Reputation: 2821
Suppose I have a dataframe like,
library(dplyr)
data <- tibble(
label = c("a","a","b","a","c","c","a")
)
data$index <- 1:nrow(data)
I don't want to subset all the rows where label == "a"
, but only the first rows where this is true.
In the example, I would want the first two rows :
label index
<chr> <int>
1 a 1
2 a 2
because the next row the label is "b". All subsequent rows where label == "a" should be ignored.

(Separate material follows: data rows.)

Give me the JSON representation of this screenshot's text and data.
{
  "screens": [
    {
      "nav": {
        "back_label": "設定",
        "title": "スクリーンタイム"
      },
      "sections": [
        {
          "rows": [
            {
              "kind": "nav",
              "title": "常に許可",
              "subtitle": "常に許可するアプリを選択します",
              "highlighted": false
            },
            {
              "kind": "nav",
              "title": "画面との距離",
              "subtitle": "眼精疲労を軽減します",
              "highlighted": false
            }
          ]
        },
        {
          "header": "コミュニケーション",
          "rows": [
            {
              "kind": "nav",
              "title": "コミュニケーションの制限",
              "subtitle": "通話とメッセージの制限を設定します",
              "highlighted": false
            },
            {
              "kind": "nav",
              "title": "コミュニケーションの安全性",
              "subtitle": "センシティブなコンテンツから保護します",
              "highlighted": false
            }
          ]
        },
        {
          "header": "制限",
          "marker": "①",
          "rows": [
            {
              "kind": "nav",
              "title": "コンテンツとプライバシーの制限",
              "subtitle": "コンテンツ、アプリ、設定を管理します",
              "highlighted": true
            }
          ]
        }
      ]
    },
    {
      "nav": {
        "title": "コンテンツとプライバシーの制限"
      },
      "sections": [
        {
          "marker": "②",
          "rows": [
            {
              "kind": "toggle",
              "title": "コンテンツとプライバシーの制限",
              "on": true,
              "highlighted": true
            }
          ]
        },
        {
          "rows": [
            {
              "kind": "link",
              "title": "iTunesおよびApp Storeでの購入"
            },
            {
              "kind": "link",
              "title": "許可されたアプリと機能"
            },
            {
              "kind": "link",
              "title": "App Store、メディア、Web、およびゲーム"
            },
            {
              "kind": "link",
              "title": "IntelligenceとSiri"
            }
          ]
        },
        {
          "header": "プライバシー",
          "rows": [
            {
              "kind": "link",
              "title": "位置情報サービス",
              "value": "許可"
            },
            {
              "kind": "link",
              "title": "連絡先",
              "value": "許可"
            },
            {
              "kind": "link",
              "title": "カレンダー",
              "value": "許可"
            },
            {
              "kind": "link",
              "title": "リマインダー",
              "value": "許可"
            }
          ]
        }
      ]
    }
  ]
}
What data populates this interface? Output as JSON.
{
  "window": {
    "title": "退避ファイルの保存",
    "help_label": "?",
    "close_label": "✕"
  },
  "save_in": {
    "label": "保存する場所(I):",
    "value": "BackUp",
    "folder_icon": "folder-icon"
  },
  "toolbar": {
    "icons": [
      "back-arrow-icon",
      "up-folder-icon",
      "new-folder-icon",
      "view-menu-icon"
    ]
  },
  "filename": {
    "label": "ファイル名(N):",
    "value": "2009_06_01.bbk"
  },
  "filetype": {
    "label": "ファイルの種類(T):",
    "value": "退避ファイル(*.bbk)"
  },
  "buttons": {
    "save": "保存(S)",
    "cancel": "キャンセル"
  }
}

I have implemented an ugly solution with a for loop, but surely there is an efficient way to filter like this?
Upvotes: 3
Views: 1246
Reputation: 887118
An option is also to do a comparison with the lag
of the column, create a numeric index with cumsum
and convert it to logical to filter
library(dplyr)
data %>%
filter(cumsum(label != lag(label, default = first(label))) < 1)
# A tibble: 2 x 2
# label index
# <chr> <int>
#1 a 1
#2 a 2
Upvotes: 0
Reputation: 8880
You can use:
data %>%
filter(data.table::rleid(label) == 1)
# A tibble: 2 x 2
label index
<chr> <int>
1 a 1
2 a 2
Upvotes: 2
Reputation: 11584
If you want to use just rle:
library(dplyr)
data %>% filter(rep(seq_along(rle(label)$values), rle(label)$lengths) == 1)
# A tibble: 2 x 2
label index
<chr> <int>
1 a 1
2 a 2
Upvotes: 1
Reputation: 39858
One option could be:
data %>%
slice_max(label == "a", n = 2, with_ties = FALSE)
label index
<chr> <int>
1 a 1
2 a 2
However, it may generate unexpected results when the n is bigger than the actual group size. A solution to overcome this issue:
data %>%
slice(head(which(label == "c"), 3))
label index
<chr> <int>
1 c 5
2 c 6
Upvotes: 1